Town and parish councils are set to be invited to submit bids for a pilot scheme that could see them taking on the management of some services in their area on behalf of the new North Yorkshire Council.
This follows a commitment in North Yorkshire County Council’s successful proposal to the Government for local government reorganisation to provide opportunities for town and parish councils and community groups that want to manage services and assets on behalf of the new unitary authority.
At its meeting on Tuesday, 8 November, the executive will be recommended to agree to invite town and parish councils to submit expressions of interest to take part in a small-scale pilot. Subject to the executive’s decision, councils would have until 31 March, 2023, to submit their plans.
Towns and parishes would be able to choose which services or assets they would like to manage, rather than being invited to choose from a limited list. However, proposals would have to benefit communities, not incur extra costs and be based on a strong business case. Following evaluation, up to six submissions would be developed further in conjunction with the new North Yorkshire Council, which comes into operation in April.

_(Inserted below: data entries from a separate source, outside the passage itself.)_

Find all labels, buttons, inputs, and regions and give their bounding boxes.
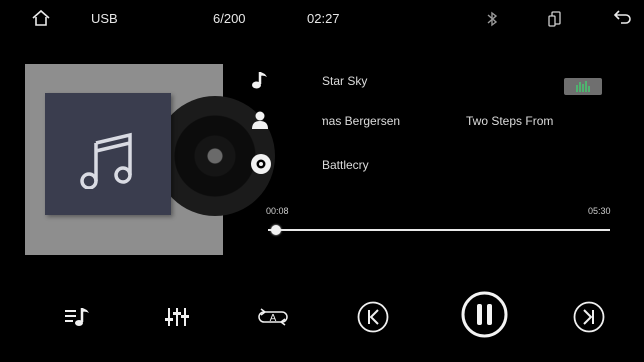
- progress-knob[interactable]: [271, 225, 282, 235]
- playlist-icon[interactable]: [64, 306, 92, 328]
- equalizer-sliders-icon[interactable]: [165, 306, 189, 328]
- equalizer-visualizer-button[interactable]: [564, 78, 602, 95]
- progress-track[interactable]: [268, 229, 610, 231]
- back-arrow-icon[interactable]: [613, 9, 633, 25]
- phone-link-icon[interactable]: [548, 11, 562, 27]
- album-sleeve: [45, 93, 171, 215]
- repeat-all-icon[interactable]: A: [256, 306, 290, 328]
- next-track-icon[interactable]: [573, 301, 605, 333]
- album-name: Battlecry: [322, 158, 369, 172]
- track-title: Star Sky: [322, 74, 368, 88]
- band-name: Two Steps From Hell: [466, 114, 555, 128]
- bluetooth-icon[interactable]: [486, 11, 498, 27]
- person-icon: [250, 110, 270, 130]
- pause-icon[interactable]: [461, 291, 508, 338]
- repeat-badge: A: [270, 313, 277, 324]
- band-clip: Two Steps From Hell: [466, 114, 555, 130]
- track-index: 6/200: [213, 11, 246, 26]
- music-note-icon: [250, 70, 270, 90]
- duration-time: 05:30: [588, 206, 611, 216]
- album-music-note-icon: [78, 129, 138, 189]
- elapsed-time: 00:08: [266, 206, 289, 216]
- home-icon[interactable]: [31, 9, 51, 27]
- clock: 02:27: [307, 11, 340, 26]
- artist-clip: Thomas Bergersen: [322, 114, 428, 130]
- disc-icon: [250, 153, 272, 175]
- previous-track-icon[interactable]: [357, 301, 389, 333]
- source-label: USB: [91, 11, 118, 26]
- artist-name: Thomas Bergersen: [322, 114, 401, 128]
- status-bar: USB 6/200 02:27: [0, 0, 644, 36]
- album-art: [25, 64, 275, 255]
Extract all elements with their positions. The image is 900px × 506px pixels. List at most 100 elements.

Executive member for localities, Cllr Greg White, said: “Town and parish councils are integral to our county’s vibrant communities, alongside community groups, and we recognise their understanding of the needs, opportunities and strengths within their communities.
“That’s why we are looking at this small-scale pilot scheme, working initially with a handful or town and parish councils, enabling us to progress cautiously, learning from the experience and developing best practice.
“This would build on the experience we already have within North Yorkshire at county, borough and district level of successfully transferring assets to community groups or to town and parish councils with results that greatly benefit their communities.”
Successful instances of towns and villages taking on the management of local assets include the transfer of 31 libraries to community groups in 2015. The commitment to this approach was cemented earlier in October when the county council’s executive agreed to grant leases for a further 10 years to support the continued operation and development of community-run libraries.
Under the community model, the library service continues to provide the infrastructure, including books and public computers, as well as paid staff support to ensure consistency across the county.
Community libraries account for almost 40 per cent of active library users and deliver on average 50 per cent of the book lending and supported digital access via public computers.
Libraries manager, Chrys Mellor, said: “Residents should be proud of their communities and library service for retaining such a high-class service which is delivered at a local level.”
Meanwhile, in Richmondshire, 44 of the district’s 69 play parks are under community ownership following a programme of asset transfers over a number of years or as a result of planning conditions. The other 25 remain in council ownership.
The asset transfer programme is ongoing, with one play park recently transferred to a parish council and a further transfer pending.
It is proposed that the pilot would be restricted to town and parish councils, with the invitation subsequently extended to community groups as well as town and parish councils.